Now I've got to figure out what to do with it. Paul said there's enough there to allow me to split it still further if I want to, but as a yacon novice I don't think I'll dare try that until next year. So for now I'm potting it up and keeping it on the dry side in the frost-free greenhouse before starting it into growth at about the same time as my dahlias (which it very closely resembles, only about six times the size). And then... well, let's cross that particular bridge when we get to it. For now, I'm just happy my search is over.

Monday, February 01, 2010

GOOPs February

Notes to self:

1) In winter, branches on apple trees are full of water and therefore VERY heavy.
2) You know that little cut you do on the underside of the branch to prevent it falling and stripping away a load of bark on the way?
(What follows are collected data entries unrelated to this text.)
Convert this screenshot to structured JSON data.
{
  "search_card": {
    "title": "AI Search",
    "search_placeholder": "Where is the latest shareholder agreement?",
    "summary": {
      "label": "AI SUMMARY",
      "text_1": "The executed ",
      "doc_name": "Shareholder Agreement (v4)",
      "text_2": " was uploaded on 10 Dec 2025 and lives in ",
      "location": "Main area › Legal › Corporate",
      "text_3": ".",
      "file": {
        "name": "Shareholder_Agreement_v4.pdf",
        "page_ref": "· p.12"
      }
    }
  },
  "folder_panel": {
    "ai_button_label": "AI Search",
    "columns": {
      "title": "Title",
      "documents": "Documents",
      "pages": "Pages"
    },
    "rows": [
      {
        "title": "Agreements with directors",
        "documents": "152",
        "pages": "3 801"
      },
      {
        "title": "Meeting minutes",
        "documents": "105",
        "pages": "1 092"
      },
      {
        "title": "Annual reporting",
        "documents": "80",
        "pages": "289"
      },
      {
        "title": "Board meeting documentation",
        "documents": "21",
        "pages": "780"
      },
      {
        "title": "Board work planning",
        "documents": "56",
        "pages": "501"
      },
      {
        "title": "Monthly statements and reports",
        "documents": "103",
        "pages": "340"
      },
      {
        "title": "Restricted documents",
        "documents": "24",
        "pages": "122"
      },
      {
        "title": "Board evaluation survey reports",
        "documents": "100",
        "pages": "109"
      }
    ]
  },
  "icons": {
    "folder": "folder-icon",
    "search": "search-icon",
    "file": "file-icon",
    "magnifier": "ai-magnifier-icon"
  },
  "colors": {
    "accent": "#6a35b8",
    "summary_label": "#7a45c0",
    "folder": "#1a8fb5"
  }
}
You do that FIRST, even if you think it might be slightly in the wrong place so you'd better just do a little cut in the top first to make sure you're going to line the two up.
3) When you ignore the two points above, the following happens:
  • you slice through around, oh, let's say 10cm of the top of the branch
  • you suddenly realise that previously stout branch is inexplicably moving away from you
  • there's a sort of creaking noise and the sound of splintering wood
  • your chicken run fence disappears under half a tree that's now lying on the ground
  • because you failed to make the underside cut first the branch takes with it a massive strip of bark and you have revealed yourself to be crap at pruning trees.

My final weekend finishing off the apple tree pruning didn't go as well as I'd hoped. Fortunately I'd made this rubbish cut halfway along the branch so I could get rid of the top weight before making a neater cut closer to the tree - you see I do know the theory, I just don't always follow it - so I was able to cut away most of the shockingly big tear, but there's still quite a bit left and I feel the tree is reproaching me every time I look at it now.

This post is inspired by GOOPs - Gardening Oops, a meme probably dreamt up especially for me as it encourages us gardeners to stop taking ourselves so seriously and more to the point 'fess up that we're not all as perfect as we'd like everyone to think we are. So thanks Joene over in Connecticut - lesson in humility duly learned!